One of my (many, many, many) cousins got married last Saturday and B and I went. My parents were driving up and let us come along. The 1st day of driving, B and I did school in the car. I had intended
to teach every day in the car, but that so did not work out. One of his Language Arts lessons is teaching him how to write paragraphs. The lessons give him a topic and he needs to come up with 3 things, in order of importance, and then a sentence that incorporates all 3. That’s all we’ve gotten up to so far. One of the topics on this particular day was “Mom Is Great” and he needed to write down his 3 favorite reasons I am great. My musical son immediately starts singing the Bill Cosby song, “Dad is great! He gives us chocolate cake!”, and then proceeds to make up his own words to fit the melody: “Go, Na-na! She gives me Nu-tel-la!” and “She won’t topple! She feeds me lots of waffles!” I love that he has inherited my and my dad’s gift of creating new words to songs on the spot. He is hilarious!

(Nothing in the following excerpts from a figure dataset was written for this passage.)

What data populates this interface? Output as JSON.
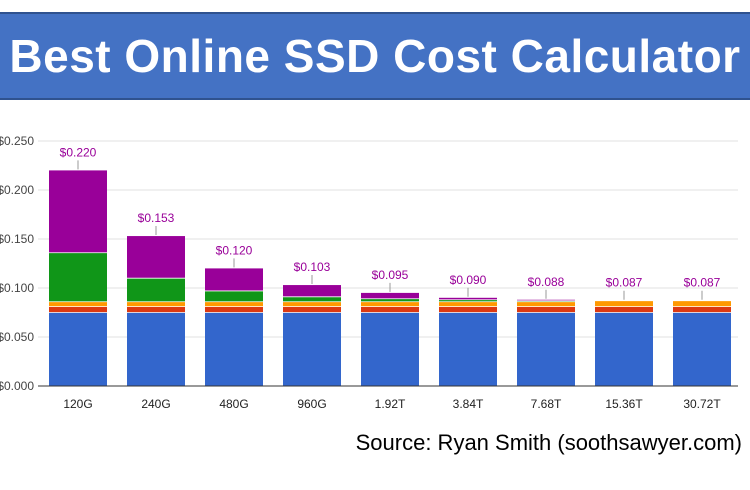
{
  "header": {
    "title": "Best Online SSD Cost Calculator"
  },
  "footer": {
    "source": "Source: Ryan Smith (soothsawyer.com)"
  },
  "chart_data": {
    "type": "bar",
    "stacked": true,
    "title": "",
    "xlabel": "",
    "ylabel": "",
    "ylim": [
      0,
      0.25
    ],
    "y_ticks": [
      "$0.000",
      "$0.050",
      "$0.100",
      "$0.150",
      "$0.200",
      "$0.250"
    ],
    "y_tick_values": [
      0,
      0.05,
      0.1,
      0.15,
      0.2,
      0.25
    ],
    "grid": true,
    "legend": "none",
    "categories": [
      "120G",
      "240G",
      "480G",
      "960G",
      "1.92T",
      "3.84T",
      "7.68T",
      "15.36T",
      "30.72T"
    ],
    "totals": [
      0.22,
      0.153,
      0.12,
      0.103,
      0.095,
      0.09,
      0.088,
      0.087,
      0.087
    ],
    "total_labels": [
      "$0.220",
      "$0.153",
      "$0.120",
      "$0.103",
      "$0.095",
      "$0.090",
      "$0.088",
      "$0.087",
      "$0.087"
    ],
    "total_label_color": "#990099",
    "series": [
      {
        "color": "#3366cc",
        "values": [
          0.075,
          0.075,
          0.075,
          0.075,
          0.075,
          0.075,
          0.075,
          0.075,
          0.075
        ]
      },
      {
        "color": "#dc3912",
        "values": [
          0.006,
          0.006,
          0.006,
          0.006,
          0.006,
          0.006,
          0.006,
          0.006,
          0.006
        ]
      },
      {
        "color": "#ff9900",
        "values": [
          0.005,
          0.005,
          0.005,
          0.005,
          0.005,
          0.005,
          0.005,
          0.006,
          0.006
        ]
      },
      {
        "color": "#109618",
        "values": [
          0.05,
          0.024,
          0.011,
          0.005,
          0.003,
          0.002,
          0.001,
          0.0,
          0.0
        ]
      },
      {
        "color": "#990099",
        "values": [
          0.084,
          0.043,
          0.023,
          0.012,
          0.006,
          0.002,
          0.001,
          0.0,
          0.0
        ]
      }
    ]
  }
}
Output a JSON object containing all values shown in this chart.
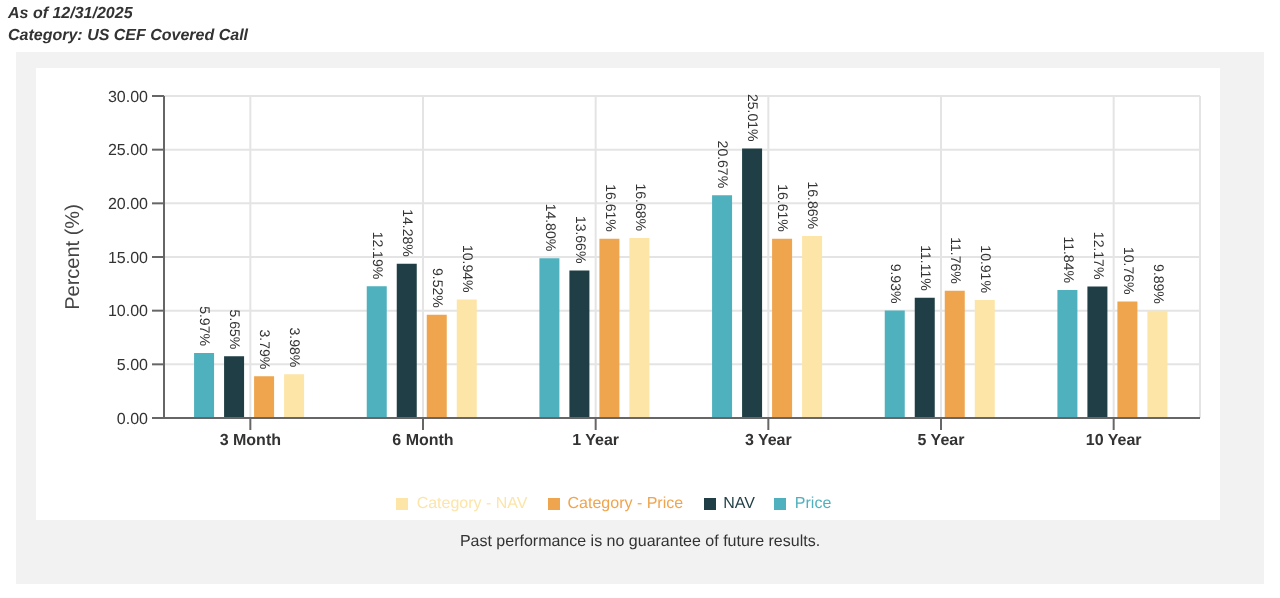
{
  "chart_data": {
    "type": "bar",
    "title": "As of 12/31/2025",
    "subtitle": "Category: US CEF Covered Call",
    "ylabel": "Percent (%)",
    "annotations": [
      "Past performance is no guarantee of future results."
    ],
    "categories": [
      "3 Month",
      "6 Month",
      "1 Year",
      "3 Year",
      "5 Year",
      "10 Year"
    ],
    "series": [
      {
        "name": "Price",
        "color": "#4fb1be",
        "values": [
          5.97,
          12.19,
          14.8,
          20.67,
          9.93,
          11.84
        ],
        "value_labels": [
          "5.97%",
          "12.19%",
          "14.80%",
          "20.67%",
          "9.93%",
          "11.84%"
        ]
      },
      {
        "name": "NAV",
        "color": "#1f3e45",
        "values": [
          5.65,
          14.28,
          13.66,
          25.01,
          11.11,
          12.17
        ],
        "value_labels": [
          "5.65%",
          "14.28%",
          "13.66%",
          "25.01%",
          "11.11%",
          "12.17%"
        ]
      },
      {
        "name": "Category - Price",
        "color": "#efa54e",
        "values": [
          3.79,
          9.52,
          16.61,
          16.61,
          11.76,
          10.76
        ],
        "value_labels": [
          "3.79%",
          "9.52%",
          "16.61%",
          "16.61%",
          "11.76%",
          "10.76%"
        ]
      },
      {
        "name": "Category - NAV",
        "color": "#fde5a8",
        "values": [
          3.98,
          10.94,
          16.68,
          16.86,
          10.91,
          9.89
        ],
        "value_labels": [
          "3.98%",
          "10.94%",
          "16.68%",
          "16.86%",
          "10.91%",
          "9.89%"
        ]
      }
    ],
    "ylim": [
      0,
      30
    ],
    "yticks": [
      {
        "value": 0,
        "label": "0.00"
      },
      {
        "value": 5,
        "label": "5.00"
      },
      {
        "value": 10,
        "label": "10.00"
      },
      {
        "value": 15,
        "label": "15.00"
      },
      {
        "value": 20,
        "label": "20.00"
      },
      {
        "value": 25,
        "label": "25.00"
      },
      {
        "value": 30,
        "label": "30.00"
      }
    ],
    "grid": true,
    "legend": "bottom"
  }
}
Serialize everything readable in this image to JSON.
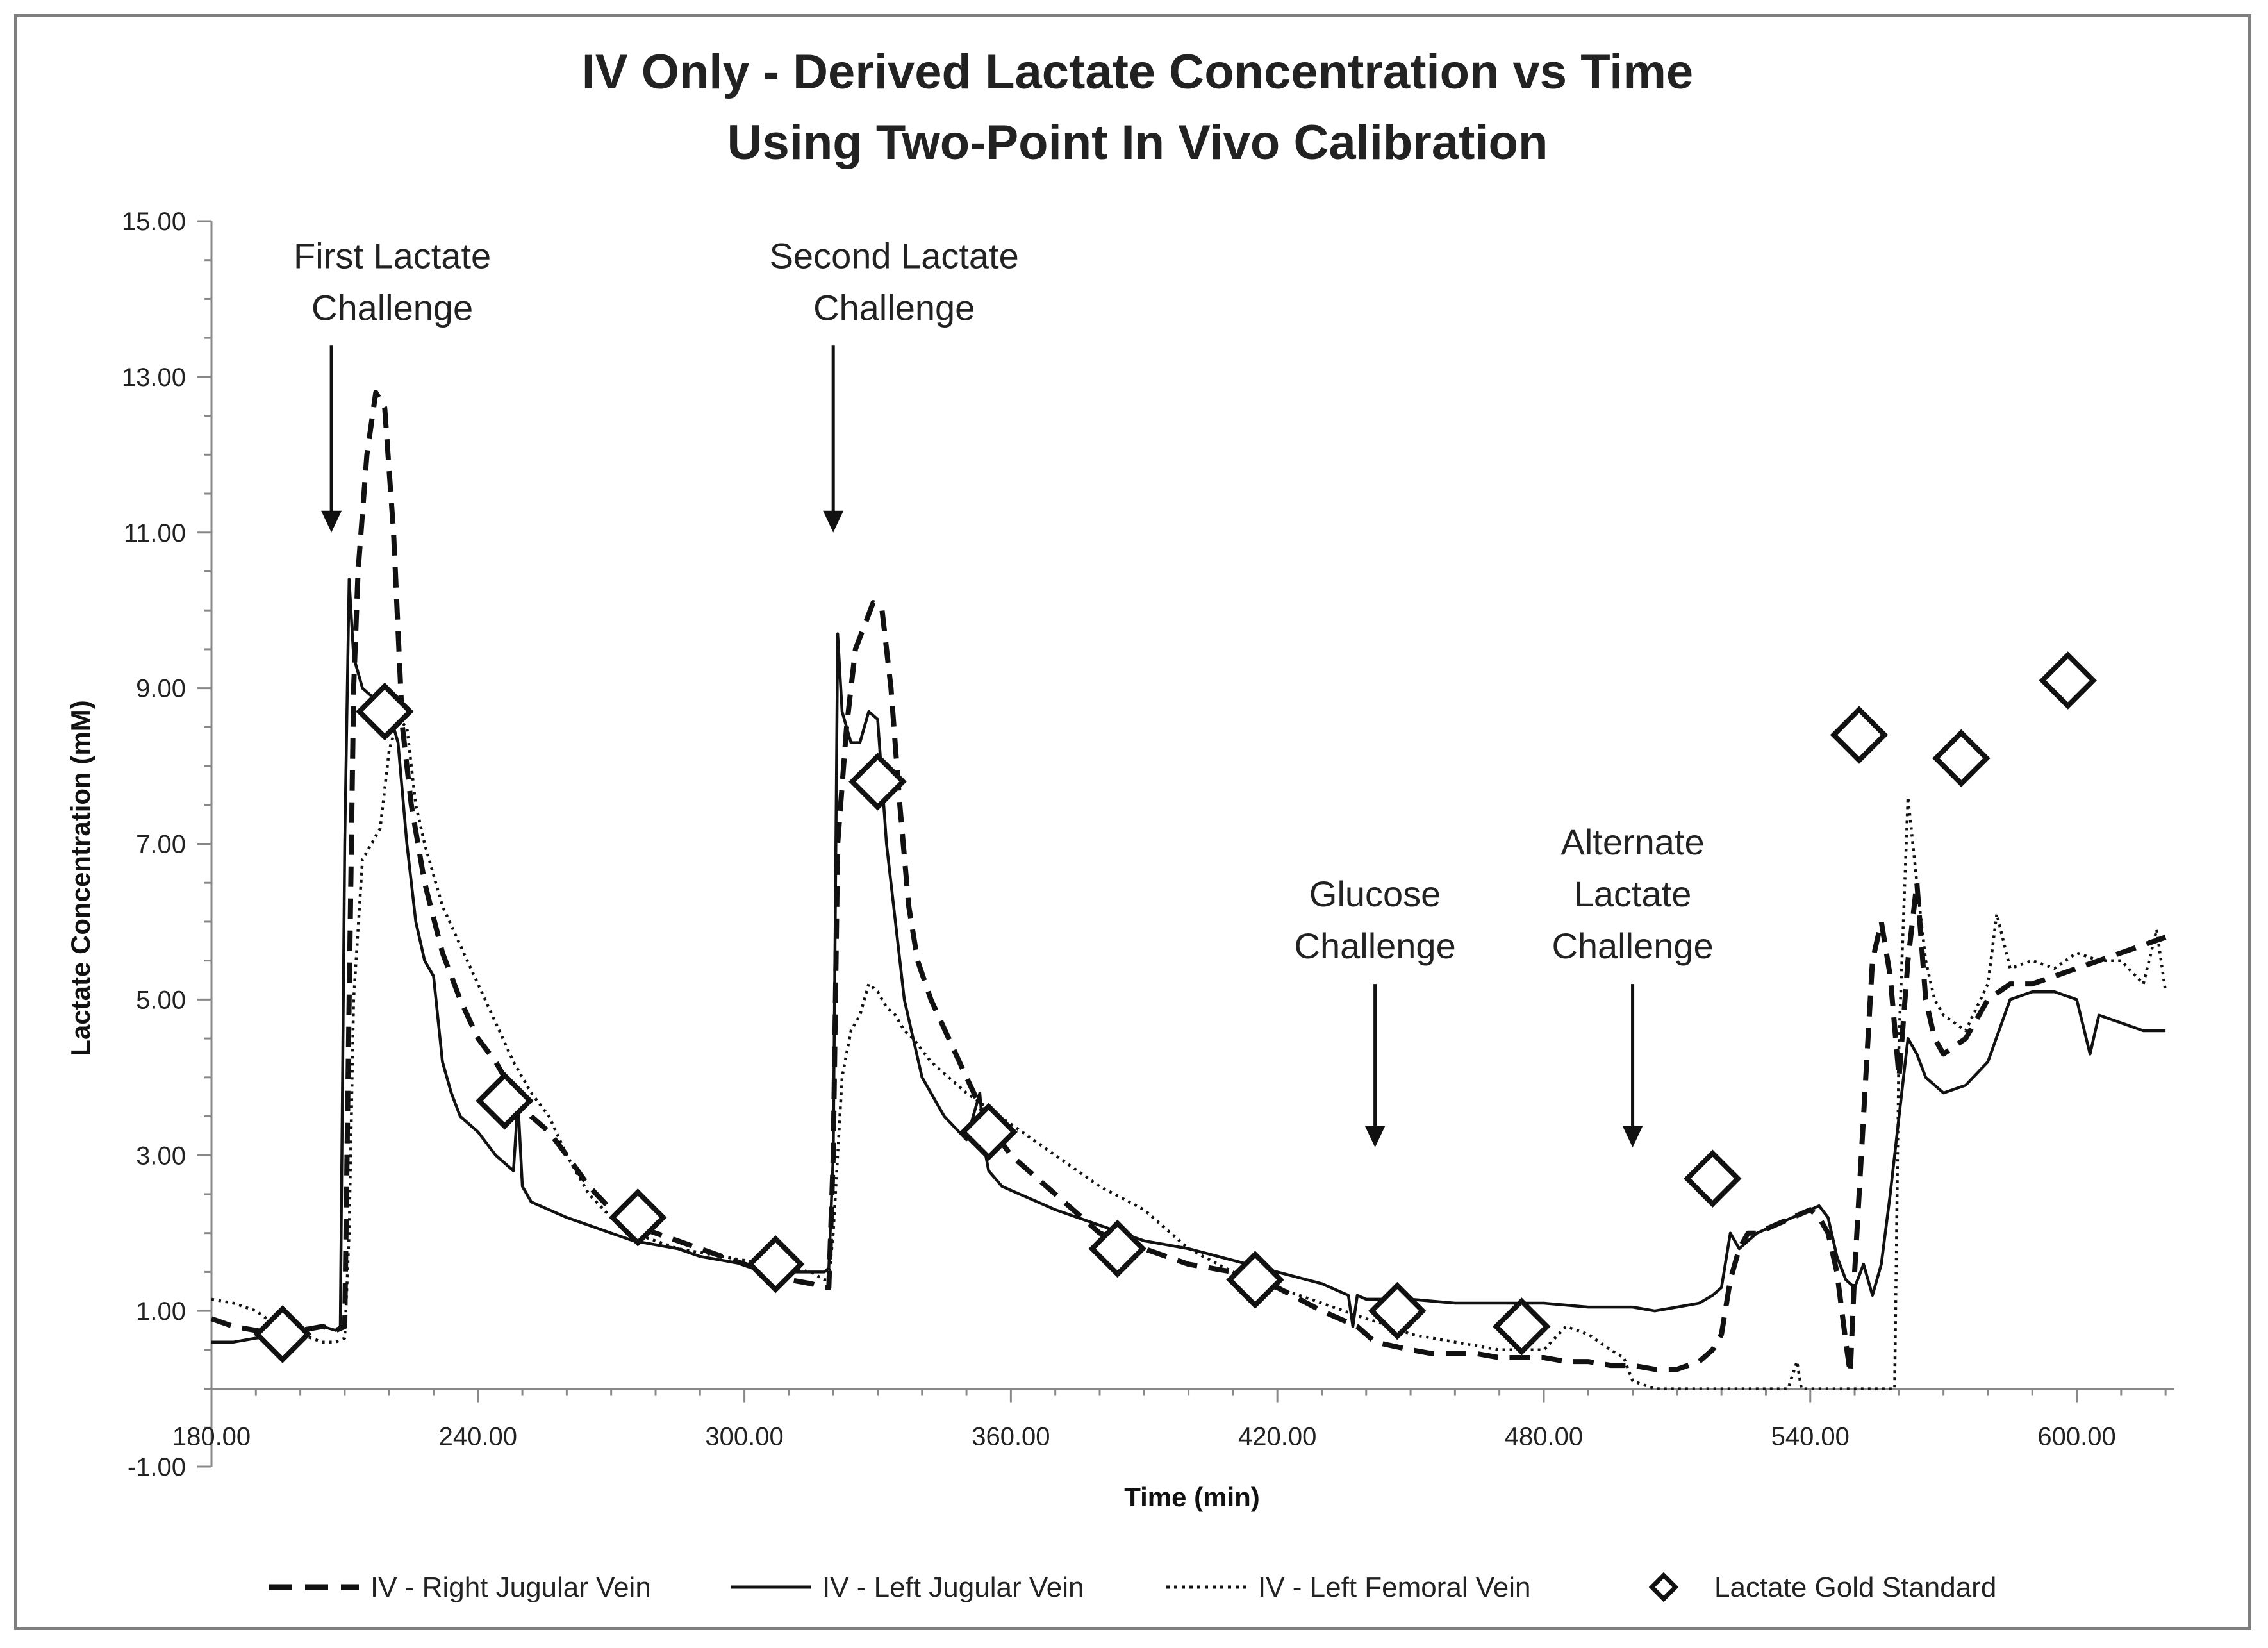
{
  "chart_data": {
    "type": "line",
    "title": [
      "IV Only - Derived Lactate Concentration vs Time",
      "Using Two-Point In Vivo Calibration"
    ],
    "xlabel": "Time (min)",
    "ylabel": "Lactate Concentration (mM)",
    "xlim": [
      180,
      622
    ],
    "ylim": [
      -1,
      15
    ],
    "x_ticks": [
      180,
      240,
      300,
      360,
      420,
      480,
      540,
      600
    ],
    "x_tick_labels": [
      "180.00",
      "240.00",
      "300.00",
      "360.00",
      "420.00",
      "480.00",
      "540.00",
      "600.00"
    ],
    "y_ticks": [
      -1,
      1,
      3,
      5,
      7,
      9,
      11,
      13,
      15
    ],
    "y_tick_labels": [
      "-1.00",
      "1.00",
      "3.00",
      "5.00",
      "7.00",
      "9.00",
      "11.00",
      "13.00",
      "15.00"
    ],
    "x_axis_crosses_y": 0,
    "grid": false,
    "legend_position": "bottom",
    "series": [
      {
        "name": "IV - Right Jugular Vein",
        "style": "dashed",
        "color": "#111111",
        "x": [
          180,
          185,
          190,
          195,
          200,
          205,
          208,
          210,
          211,
          212,
          213,
          215,
          217,
          219,
          221,
          223,
          225,
          228,
          232,
          236,
          240,
          244,
          248,
          252,
          256,
          260,
          265,
          270,
          275,
          280,
          285,
          290,
          295,
          300,
          305,
          310,
          315,
          318,
          319,
          320,
          321,
          323,
          325,
          327,
          329,
          331,
          333,
          335,
          337,
          339,
          342,
          346,
          350,
          355,
          360,
          370,
          380,
          390,
          400,
          410,
          420,
          430,
          438,
          442,
          446,
          450,
          455,
          460,
          465,
          470,
          475,
          480,
          485,
          490,
          495,
          500,
          505,
          510,
          515,
          518,
          520,
          522,
          524,
          526,
          528,
          532,
          536,
          540,
          542,
          544,
          546,
          548,
          549,
          550,
          552,
          554,
          556,
          558,
          560,
          562,
          564,
          566,
          568,
          570,
          575,
          580,
          585,
          590,
          595,
          600,
          605,
          610,
          615,
          620
        ],
        "y": [
          0.9,
          0.8,
          0.75,
          0.7,
          0.75,
          0.8,
          0.75,
          0.8,
          5.0,
          9.0,
          10.5,
          12.0,
          12.8,
          12.6,
          11.0,
          8.5,
          7.5,
          6.5,
          5.6,
          5.0,
          4.5,
          4.2,
          3.8,
          3.5,
          3.3,
          3.0,
          2.6,
          2.3,
          2.1,
          2.0,
          1.9,
          1.8,
          1.7,
          1.6,
          1.5,
          1.4,
          1.35,
          1.3,
          1.3,
          3.0,
          7.0,
          8.5,
          9.5,
          9.8,
          10.1,
          10.0,
          9.0,
          7.5,
          6.2,
          5.5,
          5.0,
          4.5,
          4.0,
          3.4,
          3.0,
          2.5,
          2.0,
          1.8,
          1.6,
          1.5,
          1.3,
          1.0,
          0.8,
          0.6,
          0.55,
          0.5,
          0.45,
          0.45,
          0.45,
          0.4,
          0.4,
          0.4,
          0.35,
          0.35,
          0.3,
          0.3,
          0.25,
          0.25,
          0.35,
          0.5,
          0.7,
          1.4,
          1.8,
          2.0,
          2.0,
          2.1,
          2.2,
          2.3,
          2.2,
          2.0,
          1.5,
          0.6,
          0.2,
          1.5,
          3.5,
          5.5,
          6.0,
          5.3,
          4.0,
          5.5,
          6.5,
          5.0,
          4.5,
          4.3,
          4.5,
          5.0,
          5.2,
          5.2,
          5.3,
          5.4,
          5.5,
          5.6,
          5.7,
          5.8
        ]
      },
      {
        "name": "IV - Left Jugular Vein",
        "style": "solid",
        "color": "#111111",
        "x": [
          180,
          185,
          190,
          195,
          200,
          205,
          208,
          209,
          210,
          211,
          212,
          214,
          216,
          218,
          220,
          222,
          224,
          226,
          228,
          230,
          232,
          234,
          236,
          240,
          244,
          248,
          249,
          250,
          252,
          256,
          260,
          265,
          270,
          275,
          280,
          285,
          290,
          295,
          300,
          305,
          310,
          315,
          318,
          319,
          320,
          321,
          322,
          324,
          326,
          328,
          330,
          332,
          334,
          336,
          338,
          340,
          345,
          350,
          353,
          354,
          355,
          358,
          362,
          366,
          370,
          375,
          380,
          390,
          400,
          410,
          420,
          430,
          436,
          437,
          438,
          440,
          445,
          450,
          460,
          470,
          480,
          490,
          500,
          505,
          510,
          515,
          518,
          520,
          522,
          524,
          526,
          528,
          532,
          536,
          540,
          542,
          544,
          546,
          548,
          550,
          552,
          554,
          556,
          558,
          560,
          562,
          564,
          566,
          570,
          575,
          580,
          585,
          590,
          595,
          600,
          603,
          605,
          610,
          615,
          620
        ],
        "y": [
          0.6,
          0.6,
          0.65,
          0.7,
          0.75,
          0.8,
          0.75,
          0.8,
          7.0,
          10.4,
          9.4,
          9.0,
          8.9,
          8.6,
          8.7,
          8.3,
          7.0,
          6.0,
          5.5,
          5.3,
          4.2,
          3.8,
          3.5,
          3.3,
          3.0,
          2.8,
          3.7,
          2.6,
          2.4,
          2.3,
          2.2,
          2.1,
          2.0,
          1.9,
          1.85,
          1.8,
          1.7,
          1.65,
          1.6,
          1.55,
          1.5,
          1.5,
          1.5,
          1.55,
          3.0,
          9.7,
          8.7,
          8.3,
          8.3,
          8.7,
          8.6,
          7.0,
          6.0,
          5.0,
          4.5,
          4.0,
          3.5,
          3.2,
          3.8,
          3.1,
          2.8,
          2.6,
          2.5,
          2.4,
          2.3,
          2.2,
          2.1,
          1.9,
          1.8,
          1.65,
          1.5,
          1.35,
          1.2,
          0.8,
          1.2,
          1.15,
          1.15,
          1.15,
          1.1,
          1.1,
          1.1,
          1.05,
          1.05,
          1.0,
          1.05,
          1.1,
          1.2,
          1.3,
          2.0,
          1.8,
          1.9,
          2.0,
          2.1,
          2.2,
          2.3,
          2.35,
          2.2,
          1.7,
          1.4,
          1.3,
          1.6,
          1.2,
          1.6,
          2.5,
          3.5,
          4.5,
          4.3,
          4.0,
          3.8,
          3.9,
          4.2,
          5.0,
          5.1,
          5.1,
          5.0,
          4.3,
          4.8,
          4.7,
          4.6,
          4.6
        ]
      },
      {
        "name": "IV - Left Femoral Vein",
        "style": "dotted",
        "color": "#111111",
        "x": [
          180,
          185,
          190,
          195,
          200,
          205,
          208,
          210,
          211,
          212,
          214,
          216,
          218,
          220,
          222,
          224,
          226,
          228,
          232,
          236,
          240,
          244,
          248,
          252,
          256,
          260,
          265,
          270,
          275,
          280,
          285,
          290,
          295,
          300,
          305,
          310,
          315,
          318,
          319,
          320,
          322,
          324,
          326,
          328,
          330,
          332,
          334,
          336,
          338,
          342,
          346,
          350,
          355,
          360,
          365,
          370,
          380,
          390,
          400,
          410,
          420,
          430,
          440,
          446,
          450,
          460,
          470,
          480,
          485,
          490,
          495,
          498,
          500,
          505,
          510,
          520,
          530,
          535,
          537,
          538,
          540,
          545,
          550,
          552,
          554,
          556,
          558,
          559,
          560,
          562,
          564,
          566,
          568,
          570,
          575,
          580,
          582,
          585,
          590,
          595,
          600,
          605,
          610,
          615,
          618,
          620
        ],
        "y": [
          1.15,
          1.1,
          1.0,
          0.8,
          0.7,
          0.6,
          0.6,
          0.65,
          2.0,
          5.0,
          6.8,
          7.0,
          7.2,
          8.2,
          8.6,
          8.5,
          7.5,
          7.0,
          6.2,
          5.7,
          5.2,
          4.7,
          4.2,
          3.8,
          3.5,
          3.0,
          2.5,
          2.2,
          2.0,
          1.9,
          1.8,
          1.75,
          1.7,
          1.65,
          1.6,
          1.55,
          1.5,
          1.4,
          1.4,
          2.0,
          4.0,
          4.6,
          4.8,
          5.2,
          5.1,
          4.9,
          4.8,
          4.6,
          4.5,
          4.2,
          4.0,
          3.8,
          3.6,
          3.4,
          3.2,
          3.0,
          2.6,
          2.3,
          1.8,
          1.5,
          1.3,
          1.1,
          0.9,
          0.8,
          0.7,
          0.6,
          0.5,
          0.5,
          0.8,
          0.7,
          0.5,
          0.4,
          0.1,
          0.0,
          0.0,
          0.0,
          0.0,
          0.0,
          0.35,
          0.0,
          0.0,
          0.0,
          0.0,
          0.0,
          0.0,
          0.0,
          0.0,
          0.0,
          4.5,
          7.6,
          6.5,
          5.5,
          5.0,
          4.8,
          4.6,
          5.2,
          6.1,
          5.4,
          5.5,
          5.4,
          5.6,
          5.5,
          5.5,
          5.2,
          5.9,
          5.1
        ]
      }
    ],
    "gold_standard": {
      "name": "Lactate Gold Standard",
      "marker": "diamond",
      "x": [
        196,
        219,
        246,
        276,
        307,
        330,
        355,
        384,
        415,
        447,
        475,
        518,
        551,
        574,
        598
      ],
      "y": [
        0.7,
        8.7,
        3.7,
        2.2,
        1.6,
        7.8,
        3.3,
        1.8,
        1.4,
        1.0,
        0.8,
        2.7,
        8.4,
        8.1,
        9.1
      ]
    },
    "annotations": [
      {
        "lines": [
          "First Lactate",
          "Challenge"
        ],
        "arrow_x": 207,
        "arrow_from": 13.4,
        "arrow_to": 11.0
      },
      {
        "lines": [
          "Second Lactate",
          "Challenge"
        ],
        "arrow_x": 320,
        "arrow_from": 13.4,
        "arrow_to": 11.0
      },
      {
        "lines": [
          "Glucose",
          "Challenge"
        ],
        "arrow_x": 442,
        "arrow_from": 5.2,
        "arrow_to": 3.1
      },
      {
        "lines": [
          "Alternate",
          "Lactate",
          "Challenge"
        ],
        "arrow_x": 500,
        "arrow_from": 5.2,
        "arrow_to": 3.1
      }
    ]
  }
}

One of the other topics he had to write about was “Homeschool Is Great” and his 3rd sentence caught me off guard, “I don’t get bullied at homeschool.” I asked him if that happened a lot when he was in public school (he went for kindergarten and 1st grade) and he said, “Hmmm…about 3/4 of a lot.” He went on to tell me that a group of 2nd grader bullied him daily! While he was in school, he only told us about 2 incidents, and neither one had to do with this group of 2nd graders. When I asked him why he hadn’t brought it up to us before, he just shrugged and said he told the teachers about it everyday and they told him to just ignore the kids. But ignoring them did not stop the behavior.
We have talked to B about bullying several times over the last 4 years to let him know what is OK, what isn’t, what he has our permission to do to a bully and what we will do to him if he bullies others. And yet, we must have been telling him too much and not asking him enough. So ask your kids about bullying. Just because they don’t come to you and tell you are getting bullied doesn’t mean they’re not.
When we got to the hotel in Albany, I took B to the hotel pool to burn off some energy. He was so good in the car for a boy who needs to move all the time. I cannot believe how excited he was to get in that pool! And it was not your standard, “Olympic-sized” hotel pool. That thing was 6′ wide, 10′ long and cloudy. But it was the bomb as far as he was concerned. I mean, he was last-day-of-school excited! I love how the little things are all he needs.
The next day I drove, my mom navigated and B and my dad sat in the back, watching a movie. They wore headphones so we could not hear the movie, but it was so funny to hear the two of them giggle or burst out laughing together. My dad treated us to Bromley
on the way to my Nana’s house in Vermont. We had a blast. At Bromley last year, B successfully climbed his 1st rock wall. This time, he did all 4 levels. We also got to do the water slides this time. B was his normal, outgoing self and talked to everyone (that boy’s never
met a stranger) but what really impressed me was how aware he was of others and moved carefully/accordingly. For example, when he got to the bottom of an alpine slide, he got off, picked up his sled and proceeded to the sled drop-off area. After a few steps, he realized a man was at the next sled with his camera up. B stopped and waited and finally a child came down that slide, the man took a picture and thanked B for waiting. B’s never done that before, especially in an exciting place! I was very proud.
When we got back in the car to head to my Nana’s house, B went into the all-about-me’s. I want another movie; read me Harry Potter. When we got to Nana’s it was play a game with me. Although most of the day had been about him and having fun, now he needed to back off and let us do what we needed and wanted to do – unpack, rest, visit with Nana. He was frustrated, unhappy and tired. Instead of whining or continue to pester us, he decided to run laps in the parking lot to burn off his frustration. I have one smart cookie!
Due to limited room, my parents stayed at my Nana’s house and B and I stayed with my dad’s brother and his wife. We had this wonderful carry-out pizza for dinner and my dad asked B if he wanted a knife and fork to eat his pizza. My little smart-ass said, “No, thanks. I don’t eat like Donald Trump.” OMG, I about fell over laughing! My dad, of course had no idea what B was talking about and I could not explain it to him. B was talking about this story on The Daily Show with Jon Stewart where Donald Trump disrespects New Yorkers with his pizza selection and way of eating it. You have to watch it, it’s so funny!